1. Part design
- Use computer-aided design (CAD) software to create a three-dimensional model of the automotive part. The model should be precisely designed according to the function and use requirements of the part, including size, shape, internal structure, etc.
- Consider the force conditions, assembly relationships and lightweight requirements of the part to optimize the design.
2. Process planning
- Select suitable metal materials, such as aluminum alloy, titanium alloy, stainless steel, etc., according to the performance requirements and use environment of the part.
- Determine printing parameters, such as laser power, scanning speed, layer thickness, scanning strategy, etc. These parameters will affect the density, accuracy and mechanical properties of the part.
3. Data preparation
- Convert the designed three-dimensional model into a format suitable for 3D printing equipment, such as STL format.
- Slice the model, that is, cut the model into a series of thin layers along the height direction to generate printing paths and control instructions.
4. Equipment preparation
- Ensure that the powder-spreading metal 3D printing equipment is in normal working condition, and check the laser, optical system, powder supply system, gas protection system, etc.
- Clean the working chamber of the equipment to ensure the cleanliness of the working environment.
5. Printing process
- Spread the selected metal powder evenly on the workbench.
- According to the preset printing path, the laser beam selectively melts the powder to form a layer of cross-sectional shape.
- The workbench drops a layer of thickness, spreads the powder again, melts it, and accumulates layers until the part is printed.
6. Post-processing
- After printing, there will usually be some residual powder on the part, which needs to be cleaned.
- Hot isostatic pressing (HIP) may be required to eliminate internal pores and improve the density and performance of the part.
- Perform mechanical processing such as milling and drilling to achieve the final dimensional accuracy and surface quality requirements.
7. Quality inspection
- Use non-destructive testing methods such as X-ray testing and ultrasonic testing to check whether there are defects inside the part.
- Conduct mechanical property tests, such as tensile tests and hardness tests, to ensure that the parts meet the performance standards of automotive parts.

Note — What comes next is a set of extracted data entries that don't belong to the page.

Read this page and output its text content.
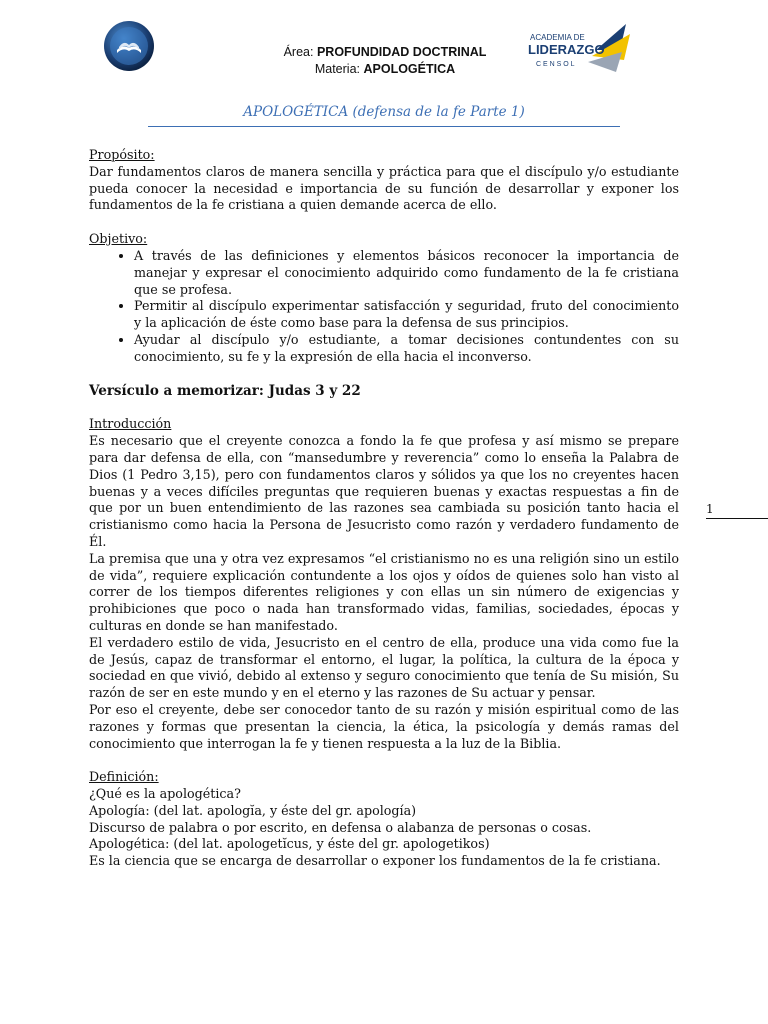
Área: PROFUNDIDAD DOCTRINAL
Materia: APOLOGÉTICA
ACADEMIA DE
LIDERAZGO
C E N S O L
APOLOGÉTICA (defensa de la fe Parte 1)

Propósito:

Dar fundamentos claros de manera sencilla y práctica para que el discípulo y/o estudiante pueda conocer la necesidad e importancia de su función de desarrollar y exponer los fundamentos de la fe cristiana a quien demande acerca de ello.

Objetivo:

• A través de las definiciones y elementos básicos reconocer la importancia de manejar y expresar el conocimiento adquirido como fundamento de la fe cristiana que se profesa.
• Permitir al discípulo experimentar satisfacción y seguridad, fruto del conocimiento y la aplicación de éste como base para la defensa de sus principios.
• Ayudar al discípulo y/o estudiante, a tomar decisiones contundentes con su conocimiento, su fe y la expresión de ella hacia el inconverso.

Versículo a memorizar: Judas 3 y 22

Introducción

Es necesario que el creyente conozca a fondo la fe que profesa y así mismo se prepare para dar defensa de ella, con “mansedumbre y reverencia” como lo enseña la Palabra de Dios (1 Pedro 3,15), pero con fundamentos claros y sólidos ya que los no creyentes hacen buenas y a veces difíciles preguntas que requieren buenas y exactas respuestas a fin de que por un buen entendimiento de las razones sea cambiada su posición tanto hacia el cristianismo como hacia la Persona de Jesucristo como razón y verdadero fundamento de Él.

La premisa que una y otra vez expresamos “el cristianismo no es una religión sino un estilo de vida”, requiere explicación contundente a los ojos y oídos de quienes solo han visto al correr de los tiempos diferentes religiones y con ellas un sin número de exigencias y prohibiciones que poco o nada han transformado vidas, familias, sociedades, épocas y culturas en donde se han manifestado.

El verdadero estilo de vida, Jesucristo en el centro de ella, produce una vida como fue la de Jesús, capaz de transformar el entorno, el lugar, la política, la cultura de la época y sociedad en que vivió, debido al extenso y seguro conocimiento que tenía de Su misión, Su razón de ser en este mundo y en el eterno y las razones de Su actuar y pensar.

Por eso el creyente, debe ser conocedor tanto de su razón y misión espiritual como de las razones y formas que presentan la ciencia, la ética, la psicología y demás ramas del conocimiento que interrogan la fe y tienen respuesta a la luz de la Biblia.

Definición:

¿Qué es la apologética?

Apología: (del lat. apologĭa, y éste del gr. apología)

Discurso de palabra o por escrito, en defensa o alabanza de personas o cosas.

Apologética: (del lat. apologetĭcus, y éste del gr. apologetikos)

Es la ciencia que se encarga de desarrollar o exponer los fundamentos de la fe cristiana.

1
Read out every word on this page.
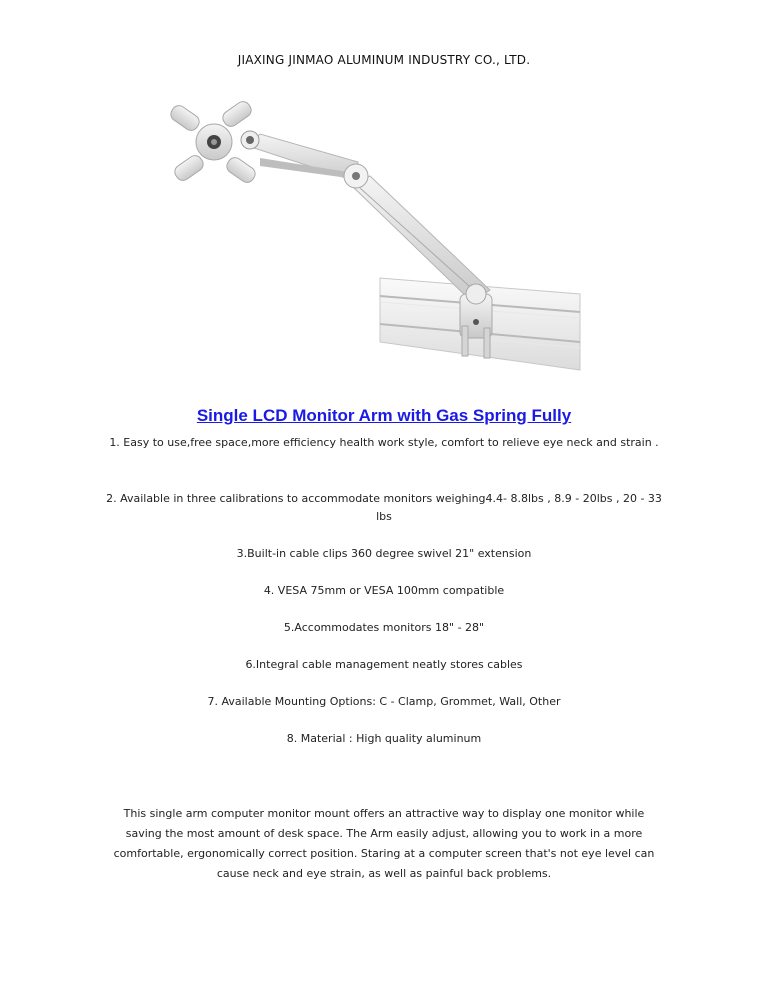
JIAXING JINMAO ALUMINUM INDUSTRY CO., LTD.
Single LCD Monitor Arm with Gas Spring Fully
1. Easy to use,free space,more efficiency health work style, comfort to relieve eye neck and strain .
2. Available in three calibrations to accommodate monitors weighing4.4- 8.8lbs , 8.9 - 20lbs , 20 - 33 lbs
3.Built-in cable clips 360 degree swivel 21" extension
4. VESA 75mm or VESA 100mm compatible
5.Accommodates monitors 18" - 28"
6.Integral cable management neatly stores cables
7. Available Mounting Options: C - Clamp, Grommet, Wall, Other
8. Material : High quality aluminum
This single arm computer monitor mount offers an attractive way to display one monitor while saving the most amount of desk space. The Arm easily adjust, allowing you to work in a more comfortable, ergonomically correct position. Staring at a computer screen that's not eye level can cause neck and eye strain, as well as painful back problems.
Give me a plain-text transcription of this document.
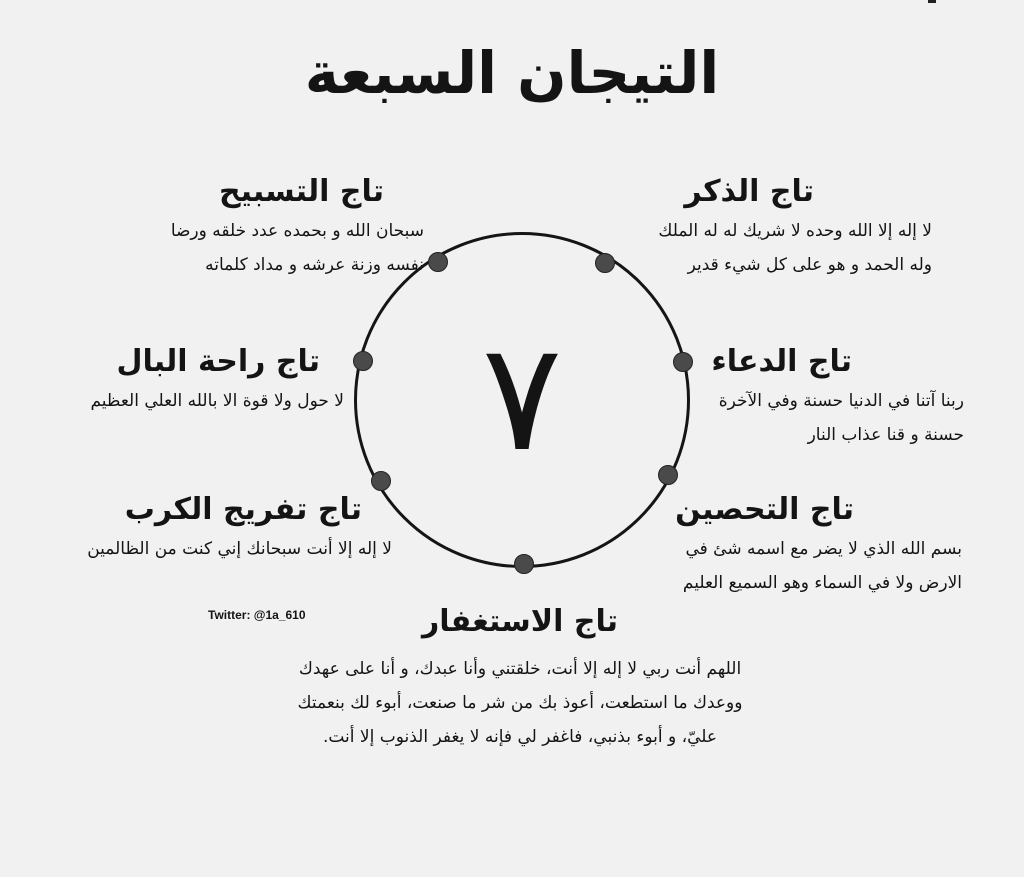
التيجان السبعة
٧
تاج التسبيح
سبحان الله و بحمده عدد خلقه ورضا
نفسه وزنة عرشه و مداد كلماته
تاج الذكر
لا إله إلا الله وحده لا شريك له له الملك
وله الحمد و هو على كل شيء قدير
تاج راحة البال
لا حول ولا قوة الا بالله العلي العظيم
تاج الدعاء
ربنا آتنا في الدنيا حسنة وفي الآخرة
حسنة و قنا عذاب النار
تاج تفريج الكرب
لا إله إلا أنت سبحانك إني كنت من الظالمين
تاج التحصين
بسم الله الذي لا يضر مع اسمه شئ في
الارض ولا في السماء وهو السميع العليم
Twitter: @1a_610	تاج الاستغفار
اللهم أنت ربي لا إله إلا أنت، خلقتني وأنا عبدك، و أنا على عهدك
ووعدك ما استطعت، أعوذ بك من شر ما صنعت، أبوء لك بنعمتك
عليّ، و أبوء بذنبي، فاغفر لي فإنه لا يغفر الذنوب إلا أنت.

For example, when printing a car engine cylinder block, the structural strength and heat dissipation requirements of the cylinder block should be fully considered during the design, and high-temperature resistant and high-strength metal materials, such as titanium alloys, should be selected. During the printing process, the laser power and scanning speed are strictly controlled to ensure the density and precision of the cylinder block. After printing, the cylinder block is processed by HIP and machining to achieve the size and performance required by the design, and finally undergoes strict quality inspection to ensure that it can operate reliably in the car engine.
It should be noted that the entire printing process requires strict quality control and process optimization to ensure that the printed automotive parts meet the performance and quality requirements.